Prosthodontics (Tooth Replacement)

  • Complete or partial dentures, including services to fabricate, measure, fit, and adjust them (once each 60 months for each arch)
  • Fixed bridges, including services to fabricate, measure, fit, and adjust them (once each 60 months for each tooth)
  • Replacement of dentures and bridges, but only when they are installed at least 60 months after the initial placement, and only if the existing appliance cannot be made serviceable
  • Temporary partial dentures to replace any of the six upper or lower front teeth, but only if they are installed immediately following the loss of teeth and during the period of healing

Major Restorative Services (Crowns, Inlays and Onlays)
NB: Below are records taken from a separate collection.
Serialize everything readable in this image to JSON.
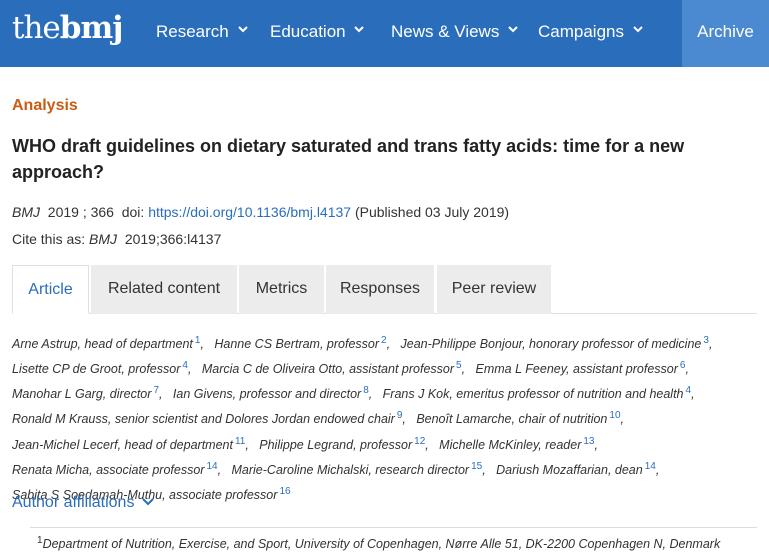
{
  "header": {
    "logo_the": "the",
    "logo_bmj": "bmj",
    "nav": [
      "Research",
      "Education",
      "News & Views",
      "Campaigns"
    ],
    "archive": "Archive",
    "bg_color": "#2a6ebb",
    "archive_bg": "#4b8ad0"
  },
  "article": {
    "section": "Analysis",
    "title": "WHO draft guidelines on dietary saturated and trans fatty acids: time for a new approach?",
    "journal": "BMJ",
    "year_vol": "2019 ; 366",
    "doi_label": "doi:",
    "doi_link": "https://doi.org/10.1136/bmj.l4137",
    "published": "(Published 03 July 2019)",
    "cite_label": "Cite this as:",
    "cite_journal": "BMJ",
    "cite_ref": "2019;366:l4137"
  },
  "tabs": [
    "Article",
    "Related content",
    "Metrics",
    "Responses",
    "Peer review"
  ],
  "authors": [
    {
      "name": "Arne Astrup, head of department",
      "sup": "1"
    },
    {
      "name": "Hanne CS Bertram, professor",
      "sup": "2"
    },
    {
      "name": "Jean-Philippe Bonjour, honorary professor of medicine",
      "sup": "3"
    },
    {
      "name": "Lisette CP de Groot, professor",
      "sup": "4"
    },
    {
      "name": "Marcia C de Oliveira Otto, assistant professor",
      "sup": "5"
    },
    {
      "name": "Emma L Feeney, assistant professor",
      "sup": "6"
    },
    {
      "name": "Manohar L Garg, director",
      "sup": "7"
    },
    {
      "name": "Ian Givens, professor and director",
      "sup": "8"
    },
    {
      "name": "Frans J Kok, emeritus professor of nutrition and health",
      "sup": "4"
    },
    {
      "name": "Ronald M Krauss, senior scientist and Dolores Jordan endowed chair",
      "sup": "9"
    },
    {
      "name": "Benoît Lamarche, chair of nutrition",
      "sup": "10"
    },
    {
      "name": "Jean-Michel Lecerf, head of department",
      "sup": "11"
    },
    {
      "name": "Philippe Legrand, professor",
      "sup": "12"
    },
    {
      "name": "Michelle McKinley, reader",
      "sup": "13"
    },
    {
      "name": "Renata Micha, associate professor",
      "sup": "14"
    },
    {
      "name": "Marie-Caroline Michalski, research director",
      "sup": "15"
    },
    {
      "name": "Dariush Mozaffarian, dean",
      "sup": "14"
    },
    {
      "name": "Sabita S Soedamah-Muthu, associate professor",
      "sup": "16"
    }
  ],
  "affiliations": {
    "toggle_label": "Author affiliations",
    "first_num": "1",
    "first_text": "Department of Nutrition, Exercise, and Sport, University of Copenhagen, Nørre Alle 51, DK-2200 Copenhagen N, Denmark"
  }
}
  • Crowns for members age 16 or older once each 60 months for each tooth. Note, these benefits include single-tooth dental endosteal implants (the fixture and abutment portion) when the implant replaces permanent teeth through the second molars (once each 60 months for each tooth).
  • Metallic, porcelain and composite resin inlays for members age 16 or older
  • Metallic, porcelain and composite resin onlays for members age 16 or older (once each 60 months for each tooth)
  • Replacement of crowns for members age 16 or older (once each 60 months for each tooth)
  • Replacement of metallic, porcelain and composite resin inlays (once each 60 months for each tooth)
  • Replacement of metallic, porcelain and composite resin onlays for members age 16 or older (once each 60 months for each tooth)
  • Post and core or crown buildup for members age 16 or older (once each 60 months for each tooth)

Orthodontics

Orthodontic benefits, including braces and related services during treatment, are provided for adults and children.

Emergency Care

The plan defines “emergency treatment” as treatment needed to immediately alleviate pain or infection or to treat an injury. Emergency treatment is covered as a basic restorative service, regardless of where it is provided. Emergency treatment does not include any final restorations (i.e., root canal, crowns, and dentures).